First sign that she wanted the chase, not you. See it's nice when a girl is chasing you and putting up with flaking, but thats the first sign she is not interested in YOU, more the chase.
Quote:
From that point she became really into me, messaging day and night, showing A LOT of interest. The next weekend she actually got mad when I couldn't see her on friday night but we met on saturday and had sex and an overall nice time.
Next flag that things are unrightfully serious. This was your second date and she's getting mad? Red flag that there isnt much substance behind this.
Quote:
I started becoming a little more insecure, I really hate catching feels since it turns me into a beta bitch.
I gave her shit when she told me about a night where she made a tinder account with a friend just for fun. Then I gave her more shit about a friend of her she was seeing because I know the guy was into her.
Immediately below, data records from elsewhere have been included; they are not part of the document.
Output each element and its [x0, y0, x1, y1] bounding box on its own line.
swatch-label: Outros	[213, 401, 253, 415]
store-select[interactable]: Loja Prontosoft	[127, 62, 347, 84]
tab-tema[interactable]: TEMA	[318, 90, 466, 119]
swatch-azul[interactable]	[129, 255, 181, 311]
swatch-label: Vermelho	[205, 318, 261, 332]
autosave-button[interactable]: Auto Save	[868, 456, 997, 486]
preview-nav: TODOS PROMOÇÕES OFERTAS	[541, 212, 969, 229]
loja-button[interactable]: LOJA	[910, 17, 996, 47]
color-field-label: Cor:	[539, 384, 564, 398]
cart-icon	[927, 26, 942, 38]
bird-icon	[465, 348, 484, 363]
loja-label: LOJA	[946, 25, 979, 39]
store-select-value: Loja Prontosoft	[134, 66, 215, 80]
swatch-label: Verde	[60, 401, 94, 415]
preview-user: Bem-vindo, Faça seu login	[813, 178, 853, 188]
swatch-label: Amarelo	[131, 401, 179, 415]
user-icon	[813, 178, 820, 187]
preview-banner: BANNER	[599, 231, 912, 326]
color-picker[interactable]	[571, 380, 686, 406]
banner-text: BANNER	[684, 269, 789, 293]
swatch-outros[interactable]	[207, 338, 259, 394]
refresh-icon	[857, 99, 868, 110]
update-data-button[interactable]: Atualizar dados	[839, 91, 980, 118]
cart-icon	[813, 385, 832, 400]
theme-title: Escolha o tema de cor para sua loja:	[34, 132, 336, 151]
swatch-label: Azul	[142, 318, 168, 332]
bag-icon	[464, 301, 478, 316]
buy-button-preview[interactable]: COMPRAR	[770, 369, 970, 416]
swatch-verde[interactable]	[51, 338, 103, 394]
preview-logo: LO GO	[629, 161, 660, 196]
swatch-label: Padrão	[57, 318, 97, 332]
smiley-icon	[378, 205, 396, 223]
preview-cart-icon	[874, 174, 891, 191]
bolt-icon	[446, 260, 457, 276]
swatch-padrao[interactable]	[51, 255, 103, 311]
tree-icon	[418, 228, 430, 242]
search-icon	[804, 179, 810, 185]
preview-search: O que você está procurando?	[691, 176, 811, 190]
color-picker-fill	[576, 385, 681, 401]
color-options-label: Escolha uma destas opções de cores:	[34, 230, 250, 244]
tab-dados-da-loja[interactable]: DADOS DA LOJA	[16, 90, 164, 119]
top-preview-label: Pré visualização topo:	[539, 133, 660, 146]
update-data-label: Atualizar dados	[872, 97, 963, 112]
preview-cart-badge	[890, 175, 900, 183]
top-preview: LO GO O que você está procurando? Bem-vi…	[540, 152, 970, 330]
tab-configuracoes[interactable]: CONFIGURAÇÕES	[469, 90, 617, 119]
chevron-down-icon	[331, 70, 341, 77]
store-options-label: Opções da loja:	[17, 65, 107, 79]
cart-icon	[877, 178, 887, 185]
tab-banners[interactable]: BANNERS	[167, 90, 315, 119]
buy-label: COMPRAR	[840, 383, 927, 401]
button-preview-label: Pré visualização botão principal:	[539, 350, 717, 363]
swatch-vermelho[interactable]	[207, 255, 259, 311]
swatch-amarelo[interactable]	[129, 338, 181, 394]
Basically became a jealous little bitch. I even told her maybe we should end things between us, once or twice.
This is way too serious for a chick you first went out with a week before. The mistake I want to point out is like this quote and the others, you made the mistake of thinking her high levels of interest were real. She was way too interested up front, so when she is giving you hints at being serious, it means nothing.
Quote:
Then last weekend, I woke up really late on friday since I work nights when she wanted to see me, she expressed the fact that she was mad because she ''needed more than that'' and that she couldn't handle the ''relationship'' because she felt I wasn't making any efforts. I took a cab to her place, we fucked, and I left the next morning. We saw each other on saturday aswell, rinse and repeat and had a great time.
2 weeks in, these are more conversations that shouldnt be taking place.


You say she was ready to commit 3 weeks in. Thats the problem. Dating is great, but you have to have a level of emotional maturity to actually get to know someone before thinking commitment. and 2 weeks is not enough time. You got swept up in the high interest she was showing you and took her words and interest to mean something. Now you're here after 3 weeks thinking she was special, when she just liked the chase and will move on to the next guy who is flaking on her.

Dont rush into anything; if she was level headed she would have said, this guy has flaked on me 3 times, I'm not gonna keep chasing him, and that would be the end of it. If you were level headed, you'd have taken your time. The only difference between you and her now, is she has realized it was just a fling, meanwhile you actually though her interest meant something.